Amerikan Film Akademisi’nin verdiği Oscar Ödülleri, yüzden fazla ülkede en az bir milyar insan tarafından izlenen büyük bir gösteri. Bu gösteriyi de yaratan, yaklaşık 33 santim boyunda 4 kilo ağırlığında ve maliyeti 100 dolar civarında olan bir heykelcik. Muhtemeldir ki bir endüstrinin yaratığı en ünlü uluslararası simge…

Oscar’ın ismi iddialara göre oldukça ilginç bir kökten geliyor. Margaret Herrick adlı kütüphane memuresi, ödül olarak hazırlanan heykelciği ilk kez gördüğünde “Ay tıpkı Oscar amcama benziyor” diyor ve ödülün adı böyle kalıyor.

İlk Oscar töreni, Hollywood’daki Roosevelt Oteli’nde, 16 Mayıs 1929’da yapıldı. Bugünün standartlarına göre çok düşük standartlı bir küçük partiydi bu. Neredeyse eş dost bir araya gelmiş eğleniyordu. İlk Oscar töreninde sunucunun kazananların ismini okuması dört dakika sürmüştü.

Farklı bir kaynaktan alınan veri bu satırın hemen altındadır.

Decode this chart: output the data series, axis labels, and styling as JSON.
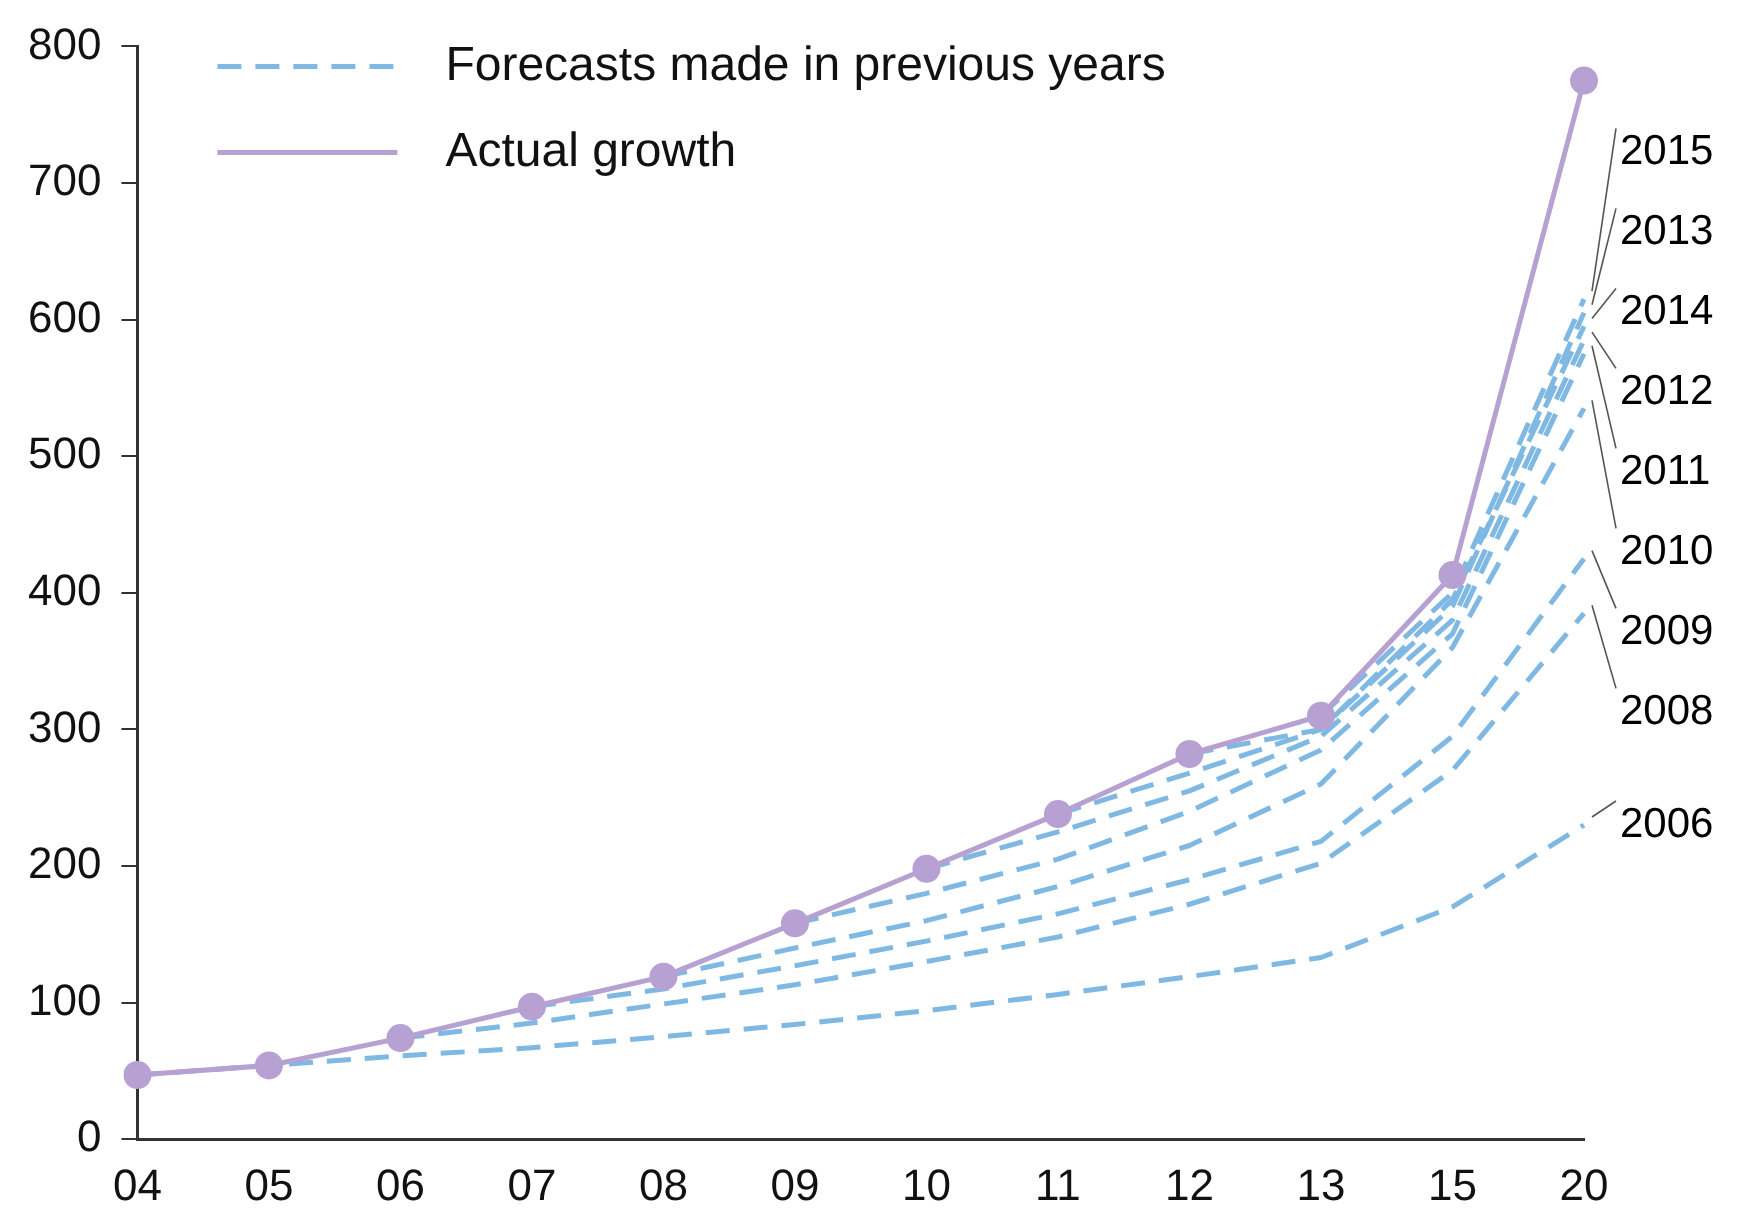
{
  "chart_data": {
    "type": "line",
    "categories": [
      "04",
      "05",
      "06",
      "07",
      "08",
      "09",
      "10",
      "11",
      "12",
      "13",
      "15",
      "20"
    ],
    "series": [
      {
        "name": "2015",
        "color": "#7fb9e3",
        "line_style": "dashed",
        "marker": "none",
        "values": [
          null,
          null,
          null,
          null,
          null,
          null,
          null,
          null,
          null,
          310,
          400,
          615
        ]
      },
      {
        "name": "2013",
        "color": "#7fb9e3",
        "line_style": "dashed",
        "marker": "none",
        "values": [
          null,
          null,
          null,
          null,
          null,
          null,
          null,
          238,
          268,
          300,
          390,
          605
        ]
      },
      {
        "name": "2014",
        "color": "#7fb9e3",
        "line_style": "dashed",
        "marker": "none",
        "values": [
          null,
          null,
          null,
          null,
          null,
          null,
          null,
          null,
          282,
          300,
          395,
          595
        ]
      },
      {
        "name": "2012",
        "color": "#7fb9e3",
        "line_style": "dashed",
        "marker": "none",
        "values": [
          null,
          null,
          null,
          null,
          null,
          null,
          198,
          225,
          255,
          295,
          380,
          585
        ]
      },
      {
        "name": "2011",
        "color": "#7fb9e3",
        "line_style": "dashed",
        "marker": "none",
        "values": [
          null,
          null,
          null,
          null,
          null,
          158,
          180,
          205,
          240,
          285,
          370,
          575
        ]
      },
      {
        "name": "2010",
        "color": "#7fb9e3",
        "line_style": "dashed",
        "marker": "none",
        "values": [
          null,
          null,
          null,
          null,
          119,
          140,
          160,
          185,
          215,
          260,
          360,
          535
        ]
      },
      {
        "name": "2009",
        "color": "#7fb9e3",
        "line_style": "dashed",
        "marker": "none",
        "values": [
          null,
          null,
          null,
          97,
          110,
          127,
          145,
          165,
          190,
          218,
          295,
          425
        ]
      },
      {
        "name": "2008",
        "color": "#7fb9e3",
        "line_style": "dashed",
        "marker": "none",
        "values": [
          null,
          null,
          74,
          85,
          99,
          113,
          130,
          148,
          172,
          202,
          270,
          385
        ]
      },
      {
        "name": "2006",
        "color": "#7fb9e3",
        "line_style": "dashed",
        "marker": "none",
        "values": [
          47,
          54,
          61,
          67,
          75,
          84,
          94,
          106,
          119,
          133,
          170,
          230
        ]
      },
      {
        "name": "Actual growth",
        "color": "#b7a0d2",
        "line_style": "solid",
        "marker": "circle",
        "values": [
          47,
          54,
          74,
          97,
          119,
          158,
          198,
          238,
          282,
          310,
          413,
          775
        ]
      }
    ],
    "annotations": [
      "Forecasts made in previous years"
    ],
    "ylim": [
      0,
      800
    ],
    "yticks": [
      0,
      100,
      200,
      300,
      400,
      500,
      600,
      700,
      800
    ],
    "grid": false,
    "legend": "top left"
  }
}
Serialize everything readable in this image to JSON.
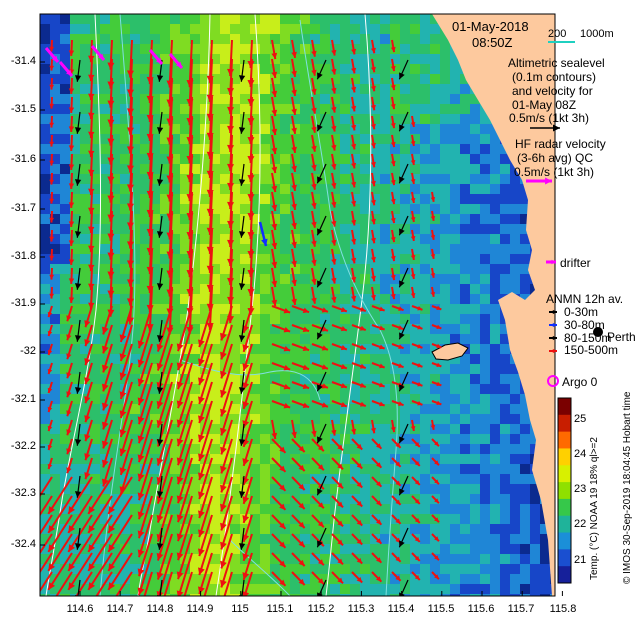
{
  "header": {
    "date": "01-May-2018",
    "time": "08:50Z",
    "scalebar_labels": [
      "200",
      "1000m"
    ]
  },
  "legend": {
    "altimetric_title": [
      "Altimetric sealevel",
      "(0.1m contours)",
      "and velocity for",
      "01-May 08Z"
    ],
    "altimetric_scale": "0.5m/s (1kt 3h)",
    "hf_title": [
      "HF radar velocity",
      "(3-6h avg) QC"
    ],
    "hf_scale": "0.5m/s (1kt 3h)",
    "drifter": "drifter",
    "anmn_title": "ANMN 12h av.",
    "anmn_depths": [
      "0-30m",
      "30-80m",
      "80-150m",
      "150-500m"
    ],
    "argo": "Argo 0",
    "place_name": "Perth"
  },
  "colorbar": {
    "label": "Temp. (°C) NOAA 19 18% ql>=2",
    "ticks": [
      "25",
      "24",
      "23",
      "22",
      "21"
    ],
    "colors": [
      "#7a0000",
      "#c81e00",
      "#ff6a00",
      "#ffd000",
      "#d8f000",
      "#8fe000",
      "#36c84a",
      "#1fb39a",
      "#1b8fd8",
      "#1a4fd0",
      "#16209a"
    ]
  },
  "credit": "© IMOS 30-Sep-2019 18:04:45 Hobart time",
  "axes": {
    "lat_ticks": [
      "-31.4",
      "-31.5",
      "-31.6",
      "-31.7",
      "-31.8",
      "-31.9",
      "-32",
      "-32.1",
      "-32.2",
      "-32.3",
      "-32.4"
    ],
    "lon_ticks": [
      "114.6",
      "114.7",
      "114.8",
      "114.9",
      "115",
      "115.1",
      "115.2",
      "115.3",
      "115.4",
      "115.5",
      "115.6",
      "115.7",
      "115.8"
    ]
  },
  "map_colors": {
    "land": "#fdc99e",
    "hf_arrow": "#ee1010",
    "alt_arrow": "#000000",
    "drifter": "#ff00ff",
    "contour": "#ffffff",
    "isobath": "#7fe0e0"
  }
}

1934 Oscarlar’ı; Bette Davis’in ödülü kazanınca attığı çığlıkla, Oscar’ın “büyük olay” kimliğine bürünüşünün ilk adımıydı. Bugün tabii ki asıl olan para. Oyuncuların kazanmaktan, seyircilerin taraftar olmaktan duydukları haz bir yana, ortada dönen büyük paralar her şeyi siliyor. Bir stüdyo için, tek başına adaylık bile 40 milyon dolar kazanmak anlamına gelebiliyor. Zaferse bu rakamı iki katına çıkarıyor. Oyuncular, yazarlar, yönetmenler de ödülü kazanınca ücretlerini ikiye katlıyor.